We are raised to put others before ourselves. To be selfless and, as a parent, to be sacrificing. This way of thinking may make those we care for to feel safe and cherished, but it can leave us feeling drained and empty, and possibly even resentful of the time given to those we love because it leaves us with nothing for ourselves.
You can’t pour from an empty cup. Without replenishing the contents, you soon run out and then everyone goes thirsty.
If you wake up tired and go to bed exhausted, then it’s time you started putting yourself first. Go on – give yourself permission. It’s ok to say “no”. It’s not a weakness to ask for help, it’s a sign of strength. My mum shakes her head at the way the current generation of children has been raised to expect everything. She often tells me to stop, and let them sort it out for themselves. That I don’t need to drive my teenager when he’s perfectly capable of getting the bus or walking if he gets out of bed earlier. That my ten-year-old can get his own uniform ready every night instead of playing on his tablet while I tidy around him.
What am I teaching my kids if I don’t show them that I am worthy of time too? How am I preparing them for independence if I don’t show them that, while they are always number one in my heart, the world outside doesn’t actually revolve around them? Or show them that adults don’t always have the answers, so they know it’s ok to fail sometimes. You can still make your children feel loved and protected without making their lives “perfect”.

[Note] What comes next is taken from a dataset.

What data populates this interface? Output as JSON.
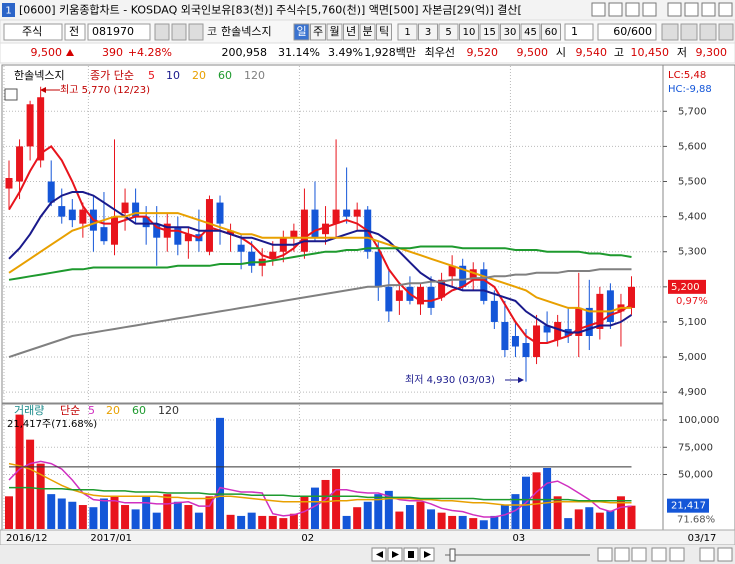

The same is true for work. If you’re great at what you do, you probably find yourself being given more and more work. This may feel flattering at first, but it can soon start to feel like a punishment as it eats into energy leaving you with nothing left for yourself or your family at the end of the day. Churning through work becomes a priority and, you stop feeling satisfaction and pride and start feeling anger and resentment.
If you’re running on fumes, then it’s time to stop and refuel. Give yourself the simple pleasure of not having to go anywhere or do anything this weekend. Book a day off work and use it doing something you love at a pace you choose and not because you need to fit in with someone else’s itinerary.
Remember to check the level in your cup from time to time and top it up before it gets too low. Spend a little time every day replenishing your cup. The more you give yourself, the more you will have for others and you can, once again, take pleasure in being generous.